Mehr Wohnungen bauen! Das fordern fast alle Politiker, um die steigenden Mieten zu lindern. Aber wo?

          In Deutschlands Städten wird Bauland trotz vorhandener freier Flächen knapp. Fachleute und Wohnungsbaubranche empfehlen daher, mehr Agrarland und sonstige Flächen in Bauland umzuwandeln. „Genug Land ist prinzipiell vorhanden“, sagte Michael Voigtländer, Immobilienfachmann am Institut der Deutschen Wirtschaft. „Aber die rechtlichen Vorgaben, die Eigentumsverhältnisse und auch der Widerstand der Bürger machen es oft schwer, das dringend benötigte Bauland zu gewinnen.“

          Der Verband der bayerischen Wohnungswirtschaft spricht von einem „Riesenproblem“. In München etwa ist die Lage nach einer kürzlich vorgestellten Studie des regionalen Planungsverbands akut. „In München werden wir bei den gegebenen Bauflächen und den gegebenen Bebauungsplänen bald an die Grenzen stoßen“, sagt Verbandsdirektor Xaver Kroner. „Das wird nicht ausreichen, um Wohnraum für die bis 2035 erwarteten 300.000 neuen Einwohner zu schaffen.“

          München ist kein Einzelfall: Knapp ist Bauland ebenso in anderen Großstädten wie Frankfurt, Berlin oder Stuttgart, aber auch in manchen kleineren Kommunen wie Passau oder Regensburg. Viele Kommunen haben in den vergangenen 20 Jahren zwar vorzugsweise nicht mehr genutzte Industrie- und Bahnanlagen, Bundeswehrgelände oder sonstige Brachen in Bauland umgewandelt. Diese Reserven neigen sich aber nun dem Ende zu. „Es gibt nicht mehr viele Industriebrachen und alte Kasernen, die man relativ leicht bebauen kann“, sagt Kroner.

          Dabei ist nicht einmal das dicht besiedelte München vollständig bebaut: Etwa 20 Prozent des Stadtgebiets sind freie Flächen, großenteils Ackerland und Wälder. Und im Umland der Landeshauptstadt gibt es unbebauten Grund in Fülle.

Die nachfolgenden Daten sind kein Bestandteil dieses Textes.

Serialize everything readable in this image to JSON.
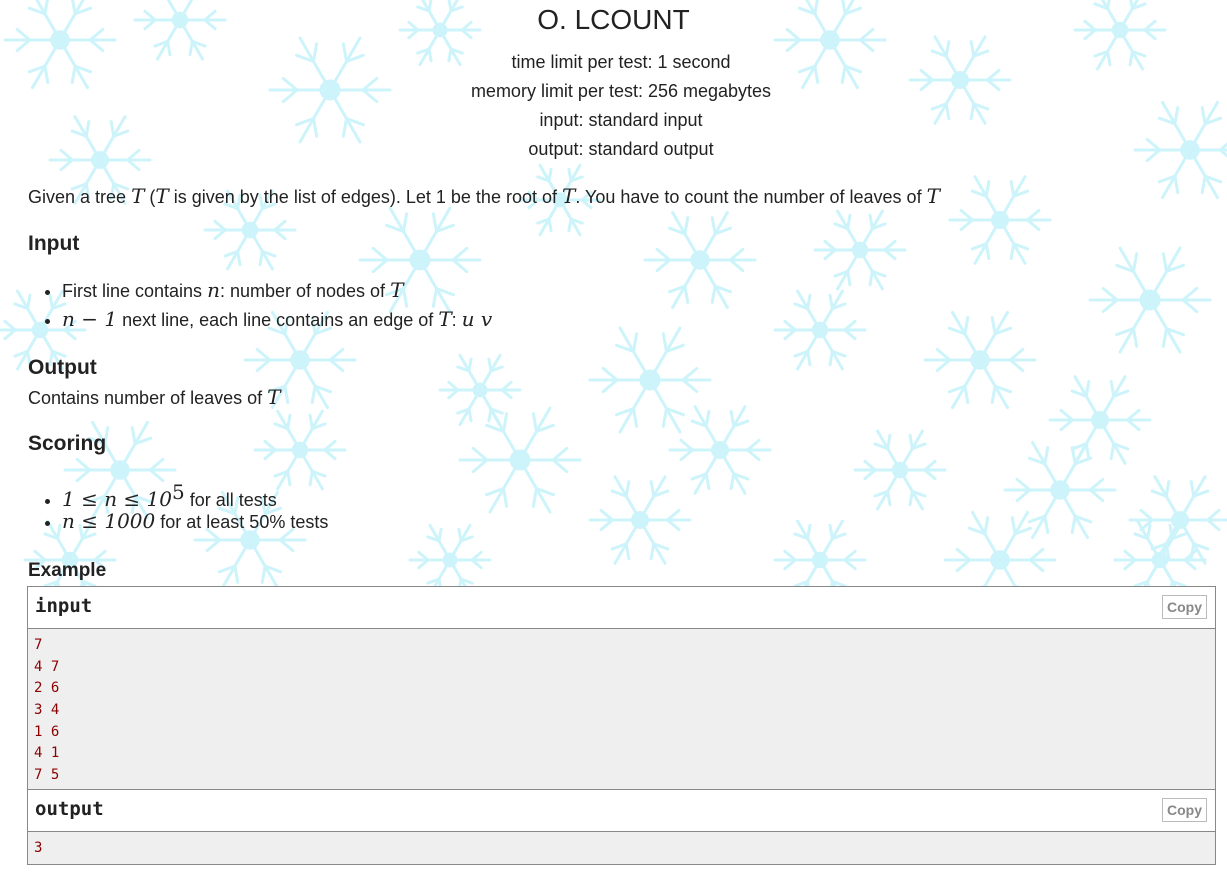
{
  "problem": {
    "title": "O. LCOUNT",
    "time_limit": "time limit per test: 1 second",
    "memory_limit": "memory limit per test: 256 megabytes",
    "input_type": "input: standard input",
    "output_type": "output: standard output"
  },
  "statement": {
    "t1": "Given a tree ",
    "m1": "T",
    "t2": " (",
    "m2": "T",
    "t3": " is given by the list of edges). Let 1 be the root of ",
    "m3": "T",
    "t4": ". You have to count the number of leaves of ",
    "m4": "T"
  },
  "input_section": {
    "title": "Input",
    "line1": {
      "t1": "First line contains ",
      "m1": "n",
      "t2": ": number of nodes of ",
      "m2": "T"
    },
    "line2": {
      "m1": "n − 1",
      "t1": " next line, each line contains an edge of ",
      "m2": "T",
      "t2": ": ",
      "m3": "u v"
    }
  },
  "output_section": {
    "title": "Output",
    "t1": "Contains number of leaves of ",
    "m1": "T"
  },
  "scoring": {
    "title": "Scoring",
    "line1": {
      "m1": "1 ≤ n ≤ 10",
      "sup": "5",
      "t1": " for all tests"
    },
    "line2": {
      "m1": "n ≤ 1000",
      "t1": " for at least 50% tests"
    }
  },
  "example": {
    "title": "Example",
    "input_label": "input",
    "output_label": "output",
    "copy_label": "Copy",
    "input_lines": [
      "7",
      "4 7",
      "2 6",
      "3 4",
      "1 6",
      "4 1",
      "7 5"
    ],
    "output_lines": [
      "3"
    ]
  },
  "colors": {
    "snowflake": "#cdf4fa",
    "sample_text": "#8b0000",
    "sample_bg": "#efefef"
  }
}
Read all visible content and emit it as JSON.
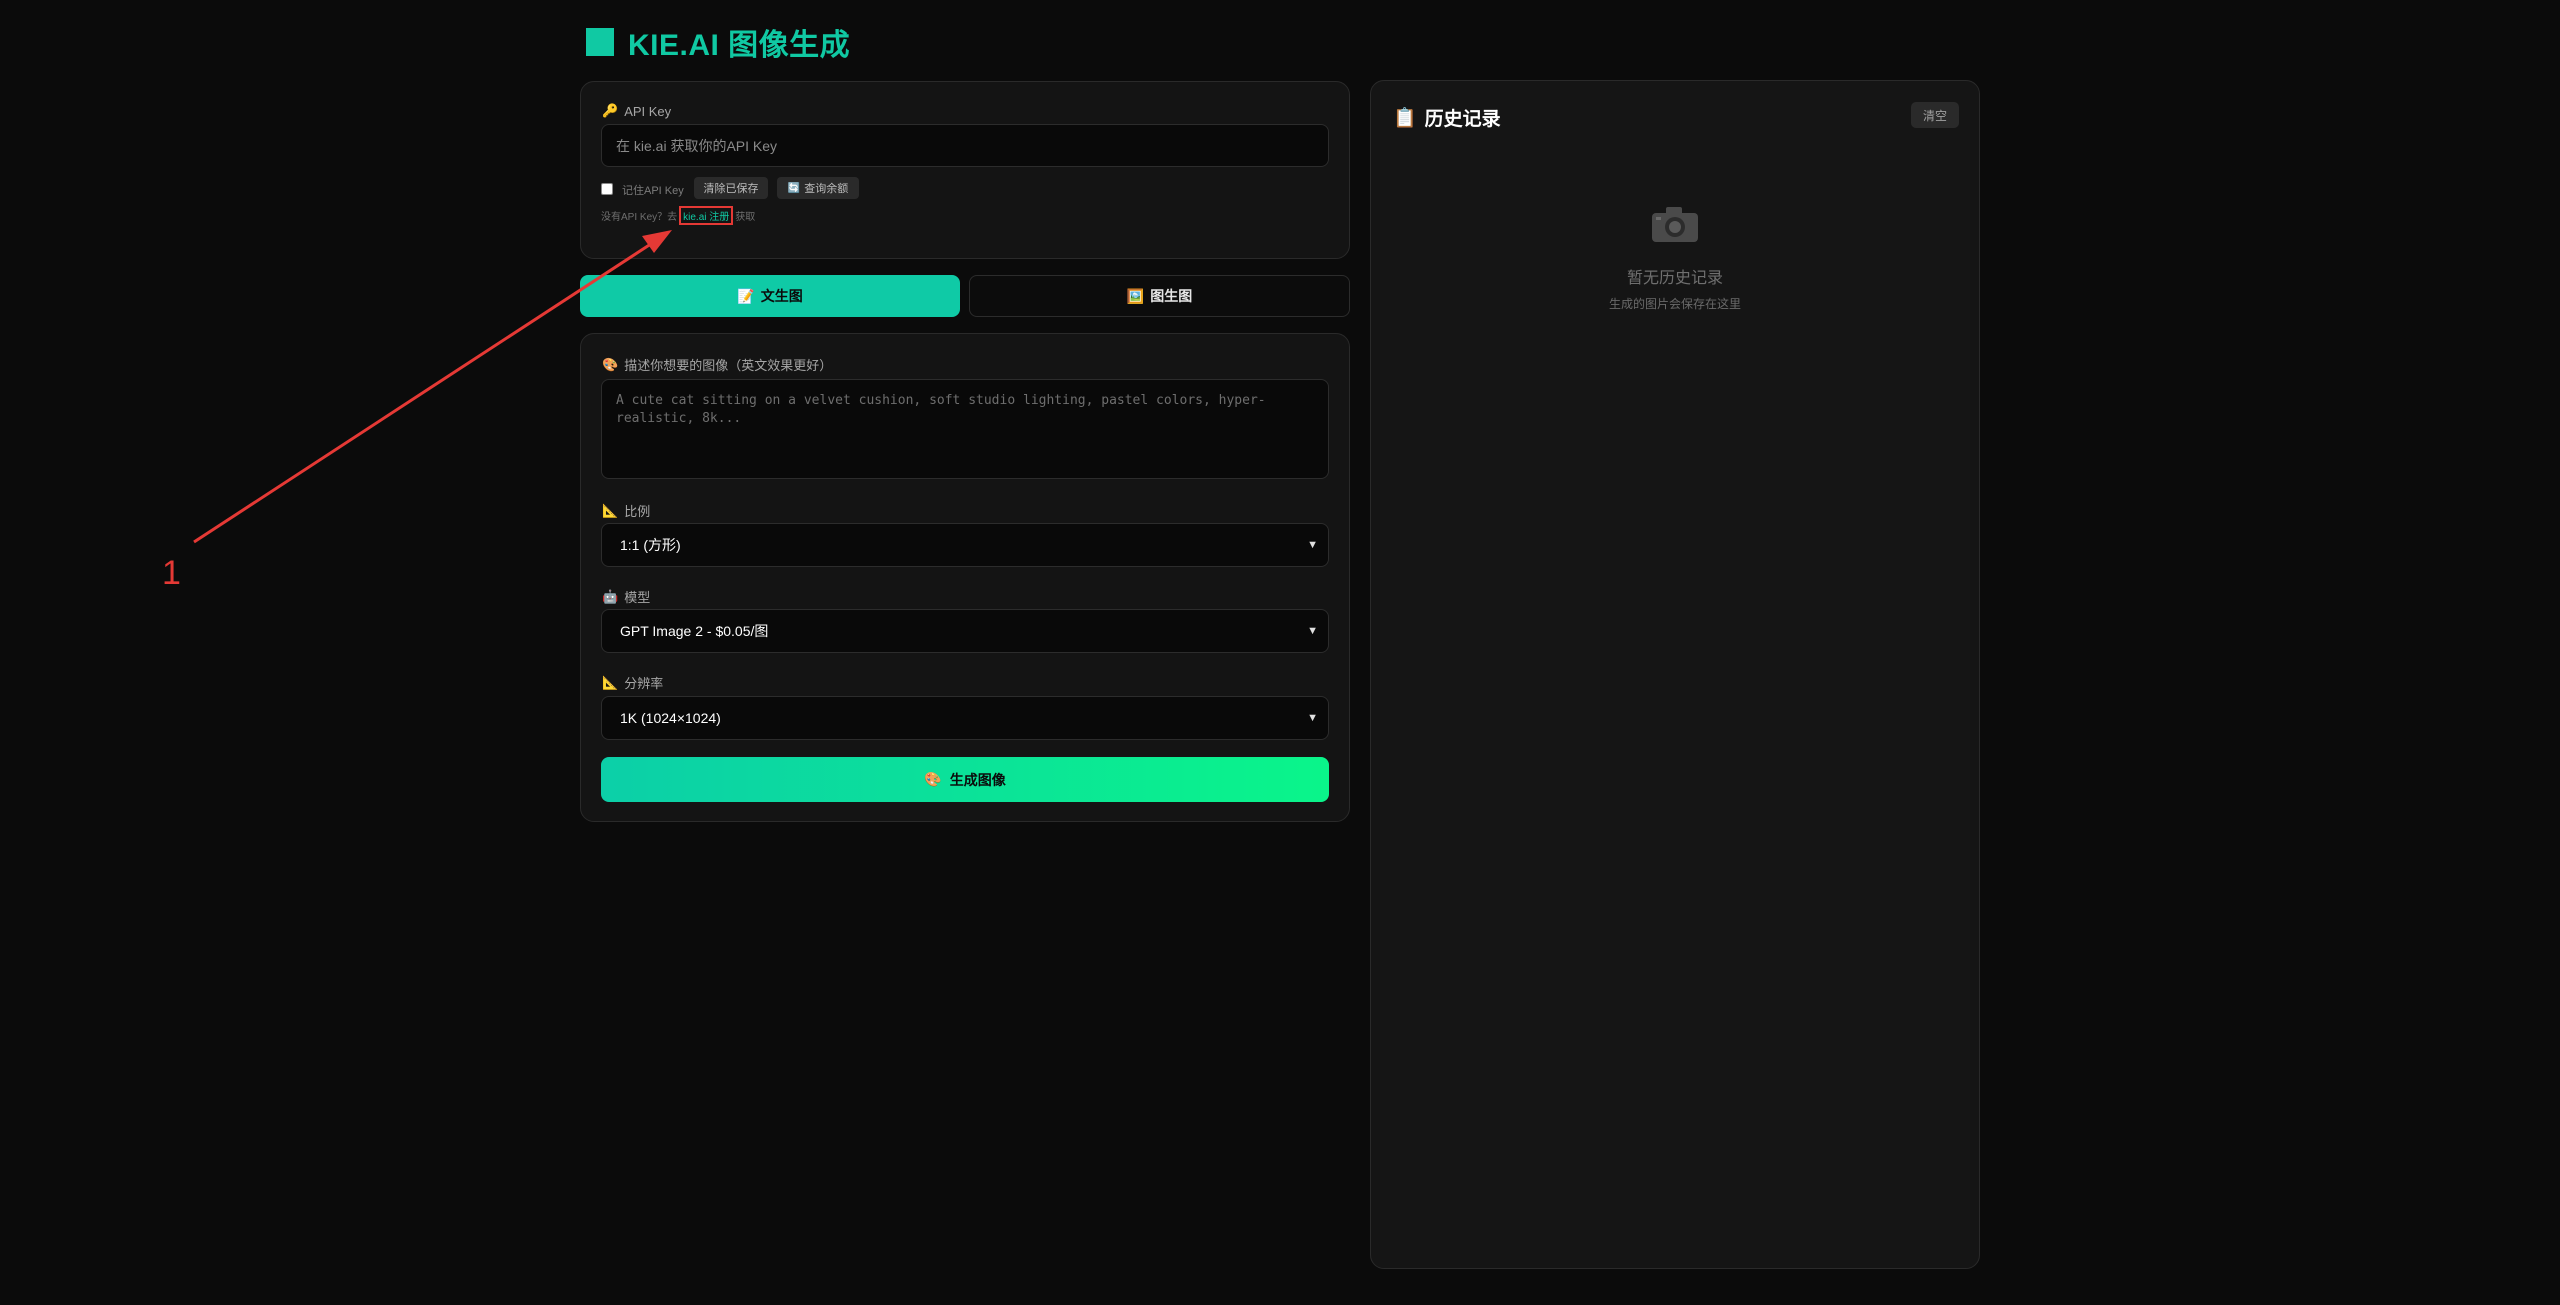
{
  "header": {
    "title": "KIE.AI 图像生成"
  },
  "api": {
    "label": "API Key",
    "label_icon": "🔑",
    "input_placeholder": "在 kie.ai 获取你的API Key",
    "remember_label": "记住API Key",
    "clear_saved_label": "清除已保存",
    "check_balance_label": "查询余额",
    "check_balance_icon": "🔄",
    "hint_prefix": "没有API Key？去",
    "hint_link": "kie.ai 注册",
    "hint_suffix": "获取"
  },
  "tabs": [
    {
      "label": "文生图",
      "icon": "📝"
    },
    {
      "label": "图生图",
      "icon": "🖼️"
    }
  ],
  "prompt": {
    "label": "描述你想要的图像（英文效果更好）",
    "label_icon": "🎨",
    "placeholder": "A cute cat sitting on a velvet cushion, soft studio lighting, pastel colors, hyper-realistic, 8k..."
  },
  "ratio": {
    "label": "比例",
    "label_icon": "📐",
    "value": "1:1 (方形)"
  },
  "model": {
    "label": "模型",
    "label_icon": "🤖",
    "value": "GPT Image 2 - $0.05/图"
  },
  "resolution": {
    "label": "分辨率",
    "label_icon": "📐",
    "value": "1K (1024×1024)"
  },
  "generate": {
    "label": "生成图像",
    "icon": "🎨"
  },
  "history": {
    "title": "历史记录",
    "title_icon": "📋",
    "clear_label": "清空",
    "empty_title": "暂无历史记录",
    "empty_sub": "生成的图片会保存在这里"
  },
  "annotation": {
    "number": "1"
  },
  "colors": {
    "accent": "#10c9a3",
    "annotation": "#e53935"
  }
}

          Der Mangel an bebaubaren Grundstücken hat eine paradoxe Folge. Auf den wenigen verfügbaren Flächen in den Städten wird weniger gebaut als eigentlich möglich wäre. Der Grundstückskauf ist vielerorts so teuer geworden, dass sich der Bau von Mietshäusern nicht mehr rechnet. „Hohe Grundstückspreise lassen einen frei finanzierten Wohnungsneubau zu bezahlbaren Mieten vielfach nicht mehr zu“, heißt es in einer Mitte September publizierten Studien des Bundesinstituts für Bau-, Stadt- und Raumforschung (BBSR).

          Als Gegenmittel plädierten die Fachleute des Instituts unter anderem dafür, zusätzliches Bauland am Rand der Großstädte zu schaffen – eine in Fachkreisen verbreitete Einschätzung: „Wichtig ist es daher, neues Baurecht zu schaffen, zum Beispiel durch Umwidmung von Ackerflächen, Weiden oder alten Industrieflächen“, sagt IW-Fachmann Voigtländer.

          Doch das ist schwierig. Erschwert wird die Lage oft durch Widerstand von Bewohnern gegen Neubaugebiete. „Bei jedem Bauvorhaben kommen von den Bürgern sofort Proteste, Proteste, Proteste“, sagt Kroner. „Die Umwandlung von Agrarland in Bauflächen gehen viele Gemeinden ungern an, weil das ebenfalls sofort Proteste gibt.“ Und solange die Baulandpreise stetig steigen, gibt es nach Kroners Einschätzung für private Grundbesitzer wenig Motivation, diese zu verkaufen.